Andrew Greig’s latest novel can on one level be interpreted as a love letter to Bonnie Scotland.  As his characters chase around the Borders, the Lochs and the West Coast in search of a missing historical artefact, Greig, the keen mountaineer, describes his country with an observant poetic eye.  A couple of examples will suffice.

Grand it was to be driven at decent speed through the thawing Borders, snowdrops bending under dripping trees, flash of yellow from crocuses, breeze puniching blue holes through a sky that had been lowered like a dustbin lid over the country from months ….

And when they came upon yet another silent inland lochan, or scrambled the cliffs of The Oa with the western ocean loud below, or walked the Rhinns from Bruichladdich to Portnahaven through one afternoon of dark clouds, rain and brilliant glitter, Leo found himself murmuring inwardly “sweet as, sweet as”, until the words tailed off and there was no comparison left.

Rothiemurcus Forest by Baldred (flikr)

But I’m giving the wrong impression here. Greig hasn’t written a geography book, he’s written a thriller in which Scotland is a colourful backdrop.  The missing artifact is nothing other than the Stone of Destiny, taken as spoils of war in 1296 by Edward I of England.  The history of what happened next can be found here alongside the myth (fact?) that Edward actually confisicated a forged stone.  In Romanno Bridge, the original stone has been hidden away in a secret place ever since, its location known only to the Moon Runners, the custodians of 3 rings, engraved with runes revealing the hiding place.  A suicide in Rothiemurchus forest triggers the race to the stone.

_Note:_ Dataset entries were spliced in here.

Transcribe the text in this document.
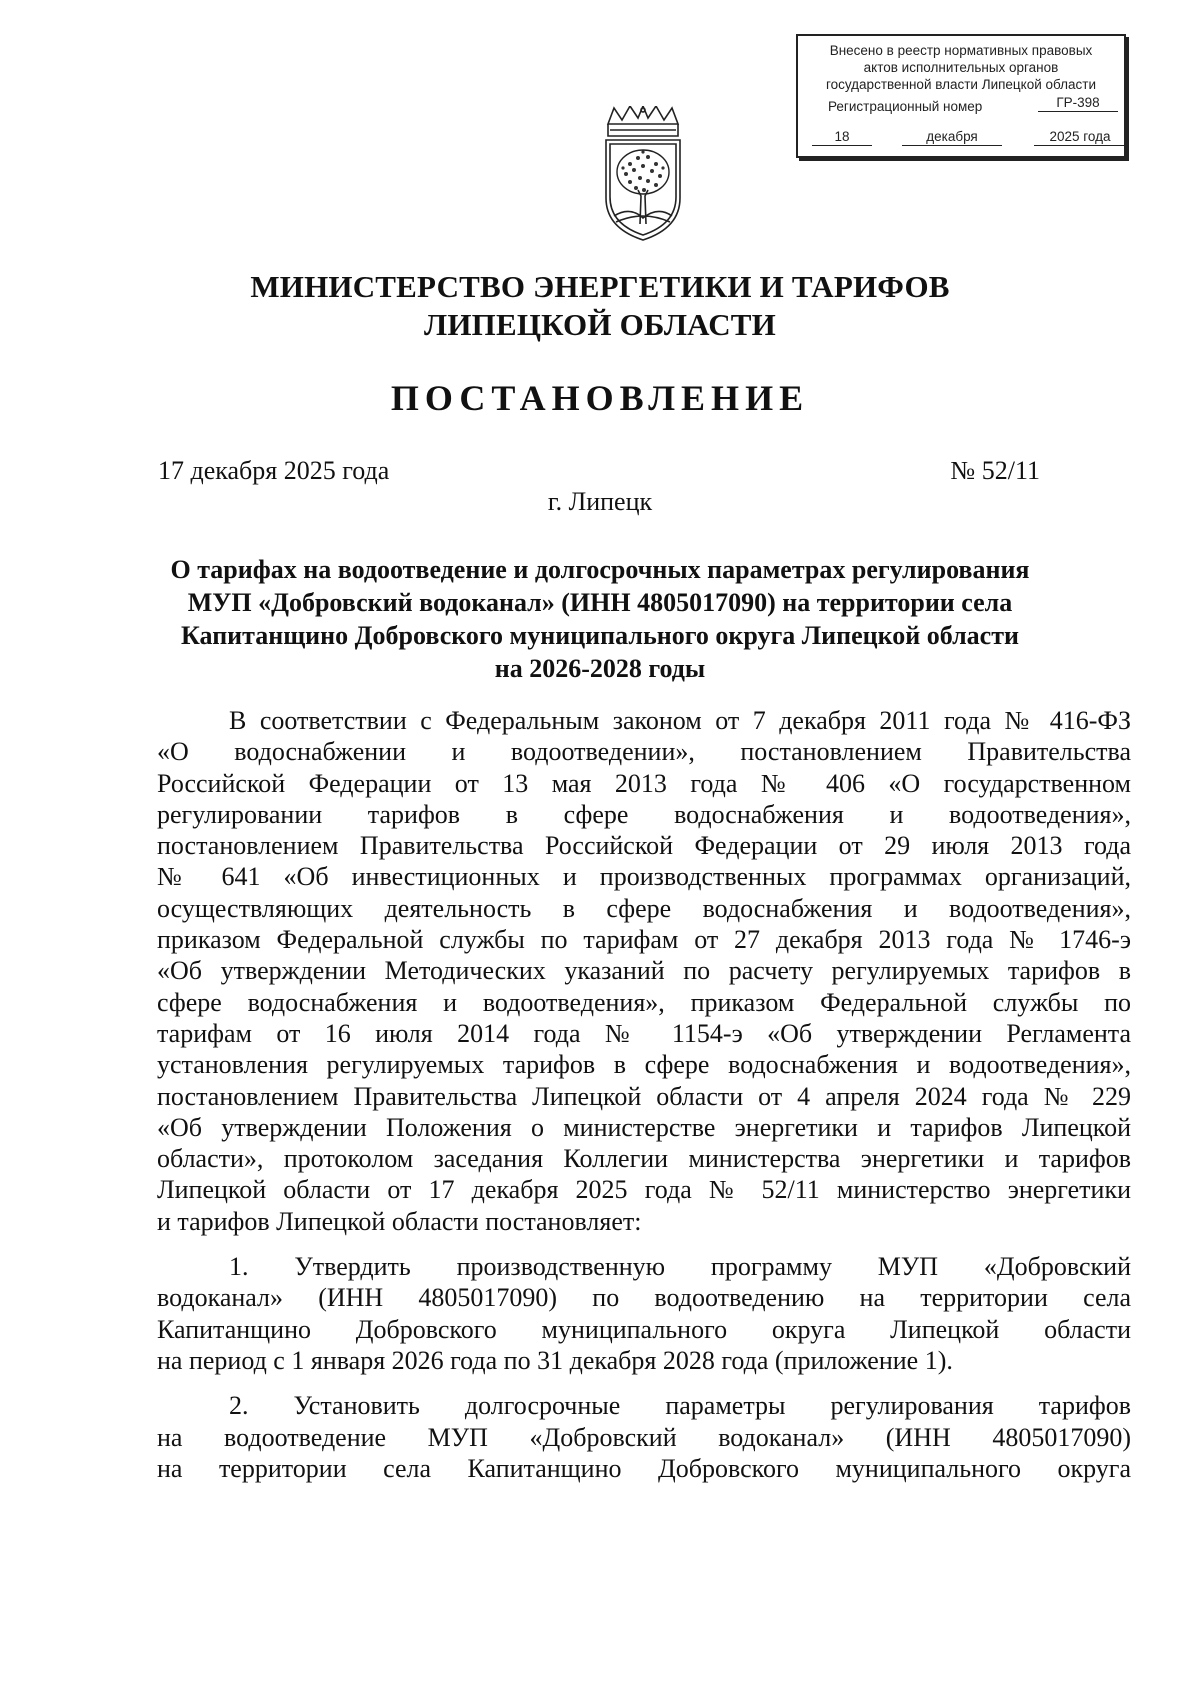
Внесено в реестр нормативных правовых
актов исполнительных органов
государственной власти Липецкой области
Регистрационный номер	ГР-398
18	декабря	2025 года
МИНИСТЕРСТВО ЭНЕРГЕТИКИ И ТАРИФОВ
ЛИПЕЦКОЙ ОБЛАСТИ
ПОСТАНОВЛЕНИЕ
17 декабря 2025 года	№ 52/11
г. Липецк
О тарифах на водоотведение и долгосрочных параметрах регулирования
МУП «Добровский водоканал» (ИНН 4805017090) на территории села
Капитанщино Добровского муниципального округа Липецкой области
на 2026-2028 годы
В соответствии с Федеральным законом от 7 декабря 2011 года № 416-ФЗ
«О водоснабжении и водоотведении», постановлением Правительства
Российской Федерации от 13 мая 2013 года № 406 «О государственном
регулировании тарифов в сфере водоснабжения и водоотведения»,
постановлением Правительства Российской Федерации от 29 июля 2013 года
№ 641 «Об инвестиционных и производственных программах организаций,
осуществляющих деятельность в сфере водоснабжения и водоотведения»,
приказом Федеральной службы по тарифам от 27 декабря 2013 года № 1746-э
«Об утверждении Методических указаний по расчету регулируемых тарифов в
сфере водоснабжения и водоотведения», приказом Федеральной службы по
тарифам от 16 июля 2014 года № 1154-э «Об утверждении Регламента
установления регулируемых тарифов в сфере водоснабжения и водоотведения»,
постановлением Правительства Липецкой области от 4 апреля 2024 года № 229
«Об утверждении Положения о министерстве энергетики и тарифов Липецкой
области», протоколом заседания Коллегии министерства энергетики и тарифов
Липецкой области от 17 декабря 2025 года № 52/11 министерство энергетики
и тарифов Липецкой области постановляет:
1. Утвердить производственную программу МУП «Добровский
водоканал» (ИНН 4805017090) по водоотведению на территории села
Капитанщино Добровского муниципального округа Липецкой области
на период с 1 января 2026 года по 31 декабря 2028 года (приложение 1).
2. Установить долгосрочные параметры регулирования тарифов
на водоотведение МУП «Добровский водоканал» (ИНН 4805017090)
на территории села Капитанщино Добровского муниципального округа
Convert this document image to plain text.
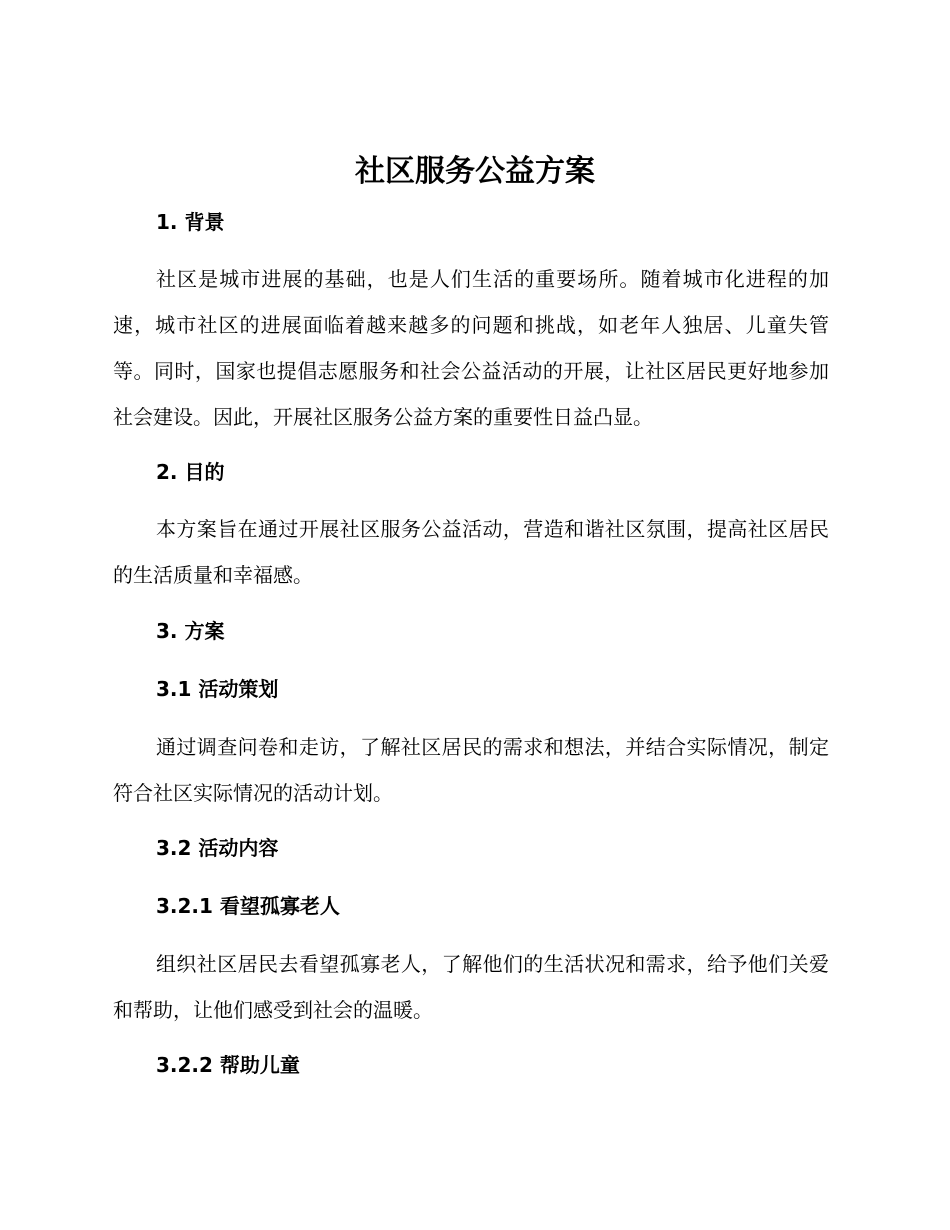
社区服务公益方案
1. 背景

社区是城市进展的基础，也是人们生活的重要场所。随着城市化进程的加速，城市社区的进展面临着越来越多的问题和挑战，如老年人独居、儿童失管等。同时，国家也提倡志愿服务和社会公益活动的开展，让社区居民更好地参加社会建设。因此，开展社区服务公益方案的重要性日益凸显。

2. 目的

本方案旨在通过开展社区服务公益活动，营造和谐社区氛围，提高社区居民的生活质量和幸福感。

3. 方案
3.1 活动策划

通过调查问卷和走访，了解社区居民的需求和想法，并结合实际情况，制定符合社区实际情况的活动计划。

3.2 活动内容
3.2.1 看望孤寡老人

组织社区居民去看望孤寡老人，了解他们的生活状况和需求，给予他们关爱和帮助，让他们感受到社会的温暖。

3.2.2 帮助儿童
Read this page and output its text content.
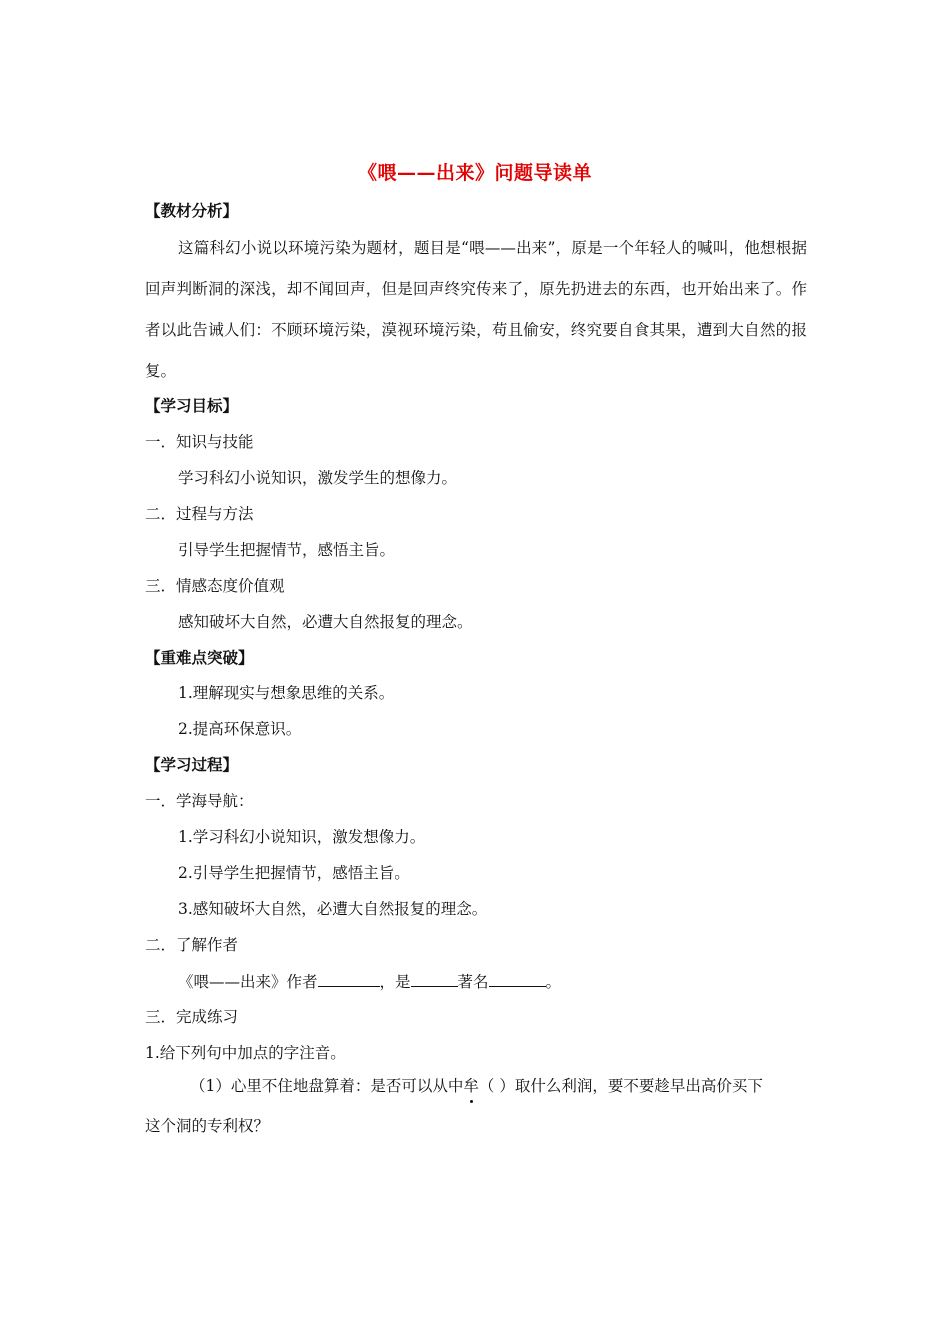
《喂——出来》问题导读单
【教材分析】
这篇科幻小说以环境污染为题材，题目是“喂——出来”，原是一个年轻人的喊叫，他想根据回声判断洞的深浅，却不闻回声，但是回声终究传来了，原先扔进去的东西，也开始出来了。作者以此告诫人们：不顾环境污染，漠视环境污染，苟且偷安，终究要自食其果，遭到大自然的报复。
【学习目标】
一．知识与技能
学习科幻小说知识，激发学生的想像力。
二．过程与方法
引导学生把握情节，感悟主旨。
三．情感态度价值观
感知破坏大自然，必遭大自然报复的理念。
【重难点突破】
1.理解现实与想象思维的关系。
2.提高环保意识。
【学习过程】
一．学海导航：
1.学习科幻小说知识，激发想像力。
2.引导学生把握情节，感悟主旨。
3.感知破坏大自然，必遭大自然报复的理念。
二．了解作者
《喂——出来》作者	，是	著名	。
三．完成练习
1.给下列句中加点的字注音。
（1）心里不住地盘算着：是否可以从中牟（ ）取什么利润，要不要趁早出高价买下
这个洞的专利权？
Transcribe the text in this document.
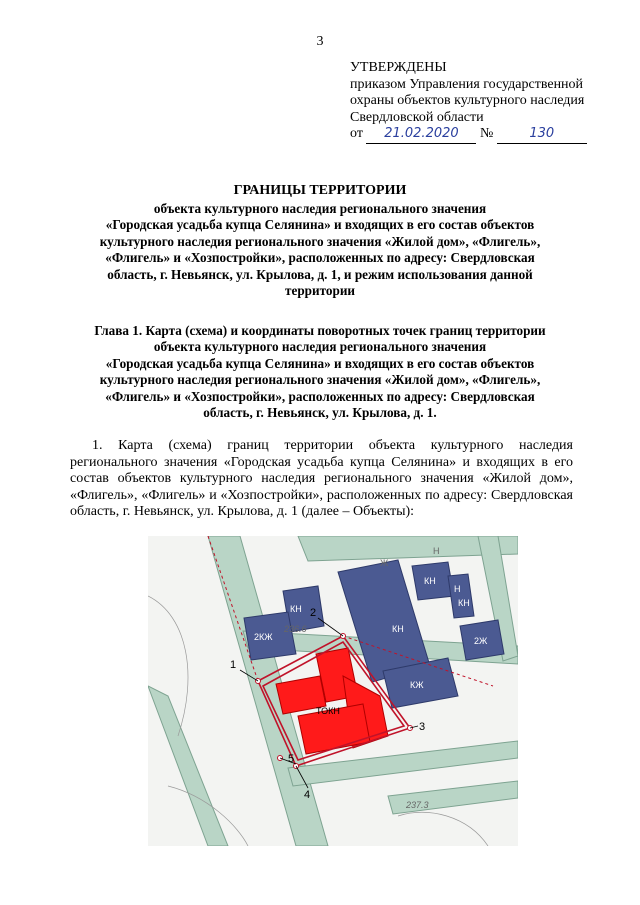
3
УТВЕРЖДЕНЫ
приказом Управления государственной
охраны объектов культурного наследия
Свердловской области
от 21.02.2020 №	130
ГРАНИЦЫ ТЕРРИТОРИИ
объекта культурного наследия регионального значения
«Городская усадьба купца Селянина» и входящих в его состав объектов
культурного наследия регионального значения «Жилой дом», «Флигель»,
«Флигель» и «Хозпостройки», расположенных по адресу: Свердловская
область, г. Невьянск, ул. Крылова, д. 1, и режим использования данной
территории
Глава 1. Карта (схема) и координаты поворотных точек границ территории
объекта культурного наследия регионального значения
«Городская усадьба купца Селянина» и входящих в его состав объектов
культурного наследия регионального значения «Жилой дом», «Флигель»,
«Флигель» и «Хозпостройки», расположенных по адресу: Свердловская
область, г. Невьянск, ул. Крылова, д. 1.

1. Карта (схема) границ территории объекта культурного наследия регионального значения «Городская усадьба купца Селянина» и входящих в его состав объектов культурного наследия регионального значения «Жилой дом», «Флигель», «Флигель» и «Хозпостройки», расположенных по адресу: Свердловская область, г. Невьянск, ул. Крылова, д. 1 (далее – Объекты):

КН
КН
КН
2КЖ
КЖ
2Ж
Н
КН
ТОКН
236.6
237.3
Н
Ж
1
2
3
4
5
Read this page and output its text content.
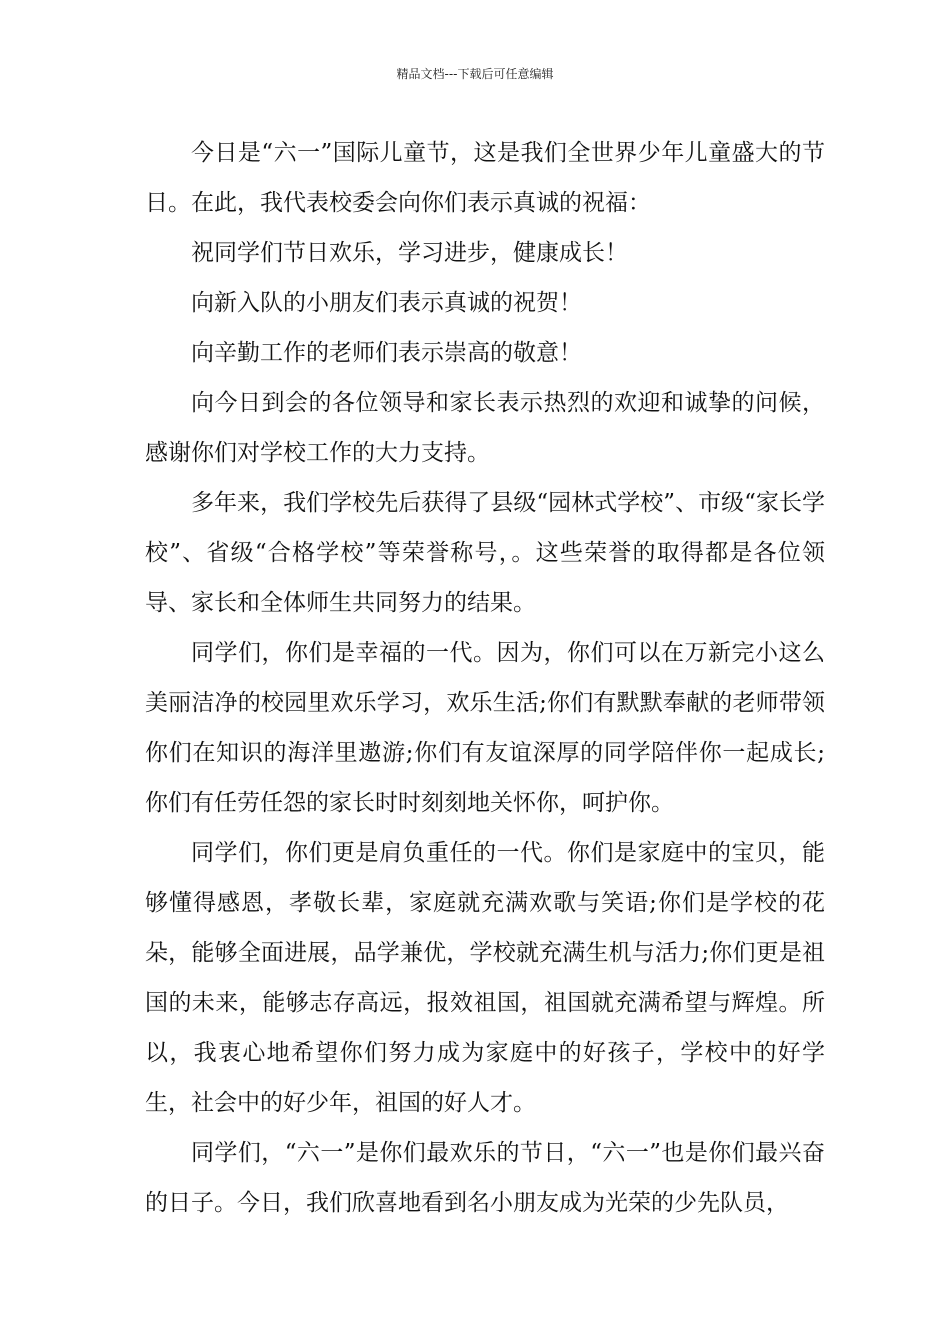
精品文档---下载后可任意编辑

今日是“六一”国际儿童节，这是我们全世界少年儿童盛大的节日。在此，我代表校委会向你们表示真诚的祝福：

祝同学们节日欢乐，学习进步，健康成长！

向新入队的小朋友们表示真诚的祝贺！

向辛勤工作的老师们表示崇高的敬意！

向今日到会的各位领导和家长表示热烈的欢迎和诚挚的问候，感谢你们对学校工作的大力支持。

多年来，我们学校先后获得了县级“园林式学校”、市级“家长学校”、省级“合格学校”等荣誉称号，。这些荣誉的取得都是各位领导、家长和全体师生共同努力的结果。

同学们，你们是幸福的一代。因为，你们可以在万新完小这么美丽洁净的校园里欢乐学习，欢乐生活;你们有默默奉献的老师带领你们在知识的海洋里遨游;你们有友谊深厚的同学陪伴你一起成长;你们有任劳任怨的家长时时刻刻地关怀你，呵护你。

同学们，你们更是肩负重任的一代。你们是家庭中的宝贝，能够懂得感恩，孝敬长辈，家庭就充满欢歌与笑语;你们是学校的花朵，能够全面进展，品学兼优，学校就充满生机与活力;你们更是祖国的未来，能够志存高远，报效祖国，祖国就充满希望与辉煌。所以，我衷心地希望你们努力成为家庭中的好孩子，学校中的好学生，社会中的好少年，祖国的好人才。

同学们，“六一”是你们最欢乐的节日，“六一”也是你们最兴奋的日子。今日，我们欣喜地看到名小朋友成为光荣的少先队员，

It’s a case of the 3 contemporary custodians finding the stone before the psychopath with a £20 million commission.

Ah yes, the psychopath.  Really, really chilling descriptions of the terror he inflicts.  Controlled cruelty always much more frightening than frenzied bloodlust. 

On the opposite side of the emotional spectrum is a tender middle-aged romance between a chaste Free Presbyterian policeman and his Canadian girlfriend.  Somewhere in the middle of the human ranges are romances of a more modern kind between other life-scarred individuals.  Greig as tender and patient of his character’s foibles as he is of the rugged beauty of Scotland. 

He looks at them and finally sees it is not that some people are incautious, stupid or simply unlucky, while the rest of us will be all right.  None of us will be all right.  Mountains, sunsets, good times, bad times, mates, children – nothing endures.  Nothing.  No exceptions.

Nihilism it isn’t.  While the events of the novel trigger existential crises in some of those caught up in the maelstrom, the final message seems to be:

The old life has been kicked into touch, right?  Best we can do is catch the new one and run with it.

As with the previous novels I read, Greig paints humanity in true flesh and blood tones.  The suspense elements are also excellent – tension building slowly until the crisis point is reached.  Historical and geographical backgrounds adding depth and pattern to the book.  Romanno Bridge is a palette of colours that could easily clash with each other.  But once the correct blend has been reached (and that’s not quite true in the first quarter), the pages keep turning seemingly of their own accord.